Autoimmune thyroiditis (AIT), or Hashimoto’s thyroiditis, is one of the most prevalent autoimmune endocrine disorders. Its pathogenesis is complex and involves both environmental and genetic factors, yet it remains incompletely understood. Among the genetic contributors, thyroid-specific genes, including thyroid peroxidase (TPO) and thyroglobulin (Tg), have been implicated. The aim of this study was to investigate the potential association between the TPO gene single nucleotide polymorphism rs1126797, located in exon 11, and the risk of developing AIT in a Caucasian Polish population. To date, this SNP has not been studied in European cohorts, prompting us to explore its role following prior assessments in other ethnic groups. A total of 234 patients diagnosed with AIT and 132 healthy control subjects were enrolled. Genotyping of rs1126797 was performed using the TaqMan SNP Genotyping Assay. Allele and genotype frequencies were compared between groups, and associations with clinical parameters, including thyroid volume, were analyzed.

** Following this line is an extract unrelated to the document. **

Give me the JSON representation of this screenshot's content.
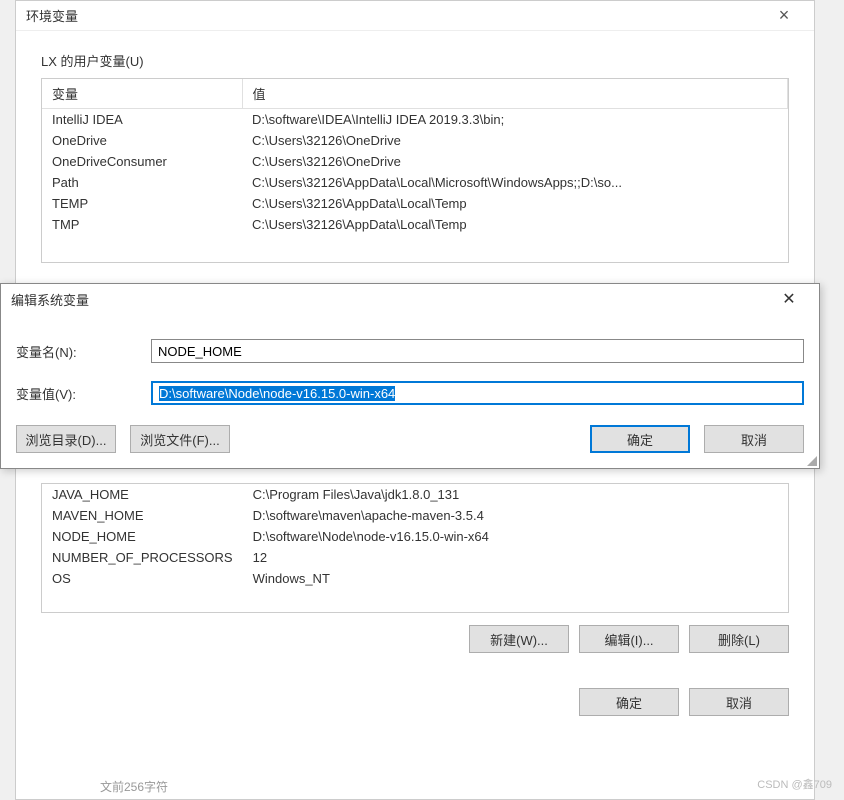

No statistically significant differences in allele or genotype frequencies of rs1126797 were observed between AIT patients and healthy controls. However, a weak, significant trend was noted, suggesting a possible association between rs1126797 genotypes and thyroid volume in patients with AIT. Our findings do not support a significant role of the TPO rs1126797 polymorphism in conferring susceptibility to autoimmune thyroiditis in the studied Caucasian Polish population. However, the observed trend in thyroid volume among AIT patients with different rs1126797 genotypes warrants further investigation. Future studies involving larger and ethnically diverse cohorts are needed to validate these findings.